Sigismond haussa les épaules.

— À quoi bon ? vous vous démolissez bien vous-mêmes.

Et, peu à peu, il s’anima, il déborda du sujet dont il était plein. Un besoin de prosélytisme le lançait, au moindre mot, dans l’exposition de son système.

— Oui, oui, vous travaillez pour nous, sans vous en douter… Vous êtes là quelques usurpateurs, qui expropriez la masse du peuple ; et quand vous serez gorgés, nous n’aurons qu’à vous exproprier à notre tour… Tout accaparement, toute centralisation conduit au collectivisme.
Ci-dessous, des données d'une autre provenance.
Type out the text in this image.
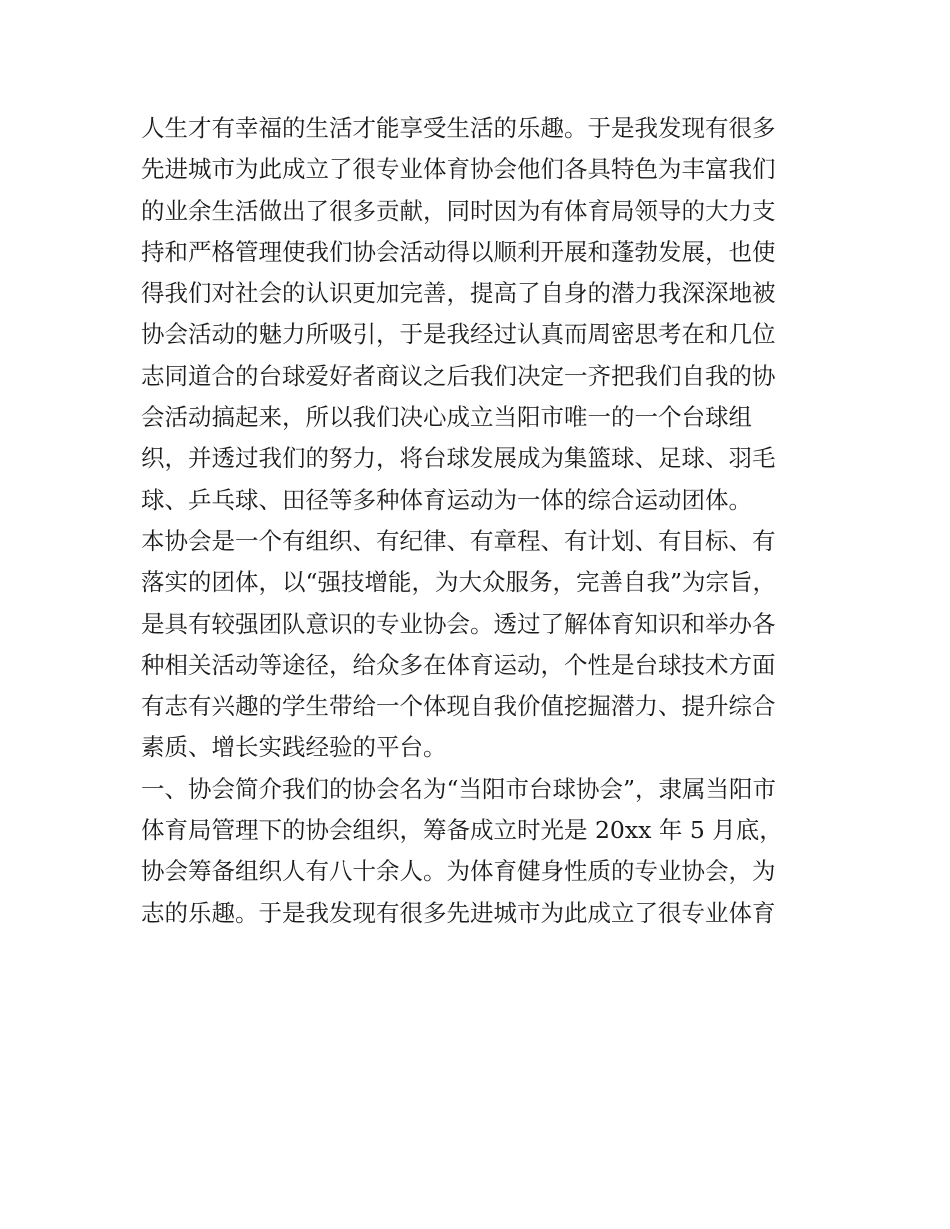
人生才有幸福的生活才能享受生活的乐趣。于是我发现有很多
先进城市为此成立了很专业体育协会他们各具特色为丰富我们
的业余生活做出了很多贡献，同时因为有体育局领导的大力支
持和严格管理使我们协会活动得以顺利开展和蓬勃发展，也使
得我们对社会的认识更加完善，提高了自身的潜力我深深地被
协会活动的魅力所吸引，于是我经过认真而周密思考在和几位
志同道合的台球爱好者商议之后我们决定一齐把我们自我的协
会活动搞起来，所以我们决心成立当阳市唯一的一个台球组
织，并透过我们的努力，将台球发展成为集篮球、足球、羽毛
球、乒乓球、田径等多种体育运动为一体的综合运动团体。
本协会是一个有组织、有纪律、有章程、有计划、有目标、有
落实的团体，以“强技增能，为大众服务，完善自我”为宗旨，
是具有较强团队意识的专业协会。透过了解体育知识和举办各
种相关活动等途径，给众多在体育运动，个性是台球技术方面
有志有兴趣的学生带给一个体现自我价值挖掘潜力、提升综合
素质、增长实践经验的平台。
一、协会简介我们的协会名为“当阳市台球协会”，隶属当阳市
体育局管理下的协会组织，筹备成立时光是 20xx 年 5 月底，
协会筹备组织人有八十余人。为体育健身性质的专业协会，为
志的乐趣。于是我发现有很多先进城市为此成立了很专业体育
Vous nous donnez une leçon pratique, de même que les grandes propriétés absorbant les lopins de terre, les grands producteurs dévorant les ouvriers en chambre, les grandes maisons de crédit et les grands magasins tuant toute concurrence, s’engraissant de la ruine des petites banques et des petites boutiques, sont un acheminement lent, mais certain, vers le nouvel état social… Nous attendons que tout craque, que le mode de production actuelle ait abouti au malaise intolérable de ses dernières conséquences. Alors, les bourgeois et les paysans eux-mêmes nous aideront.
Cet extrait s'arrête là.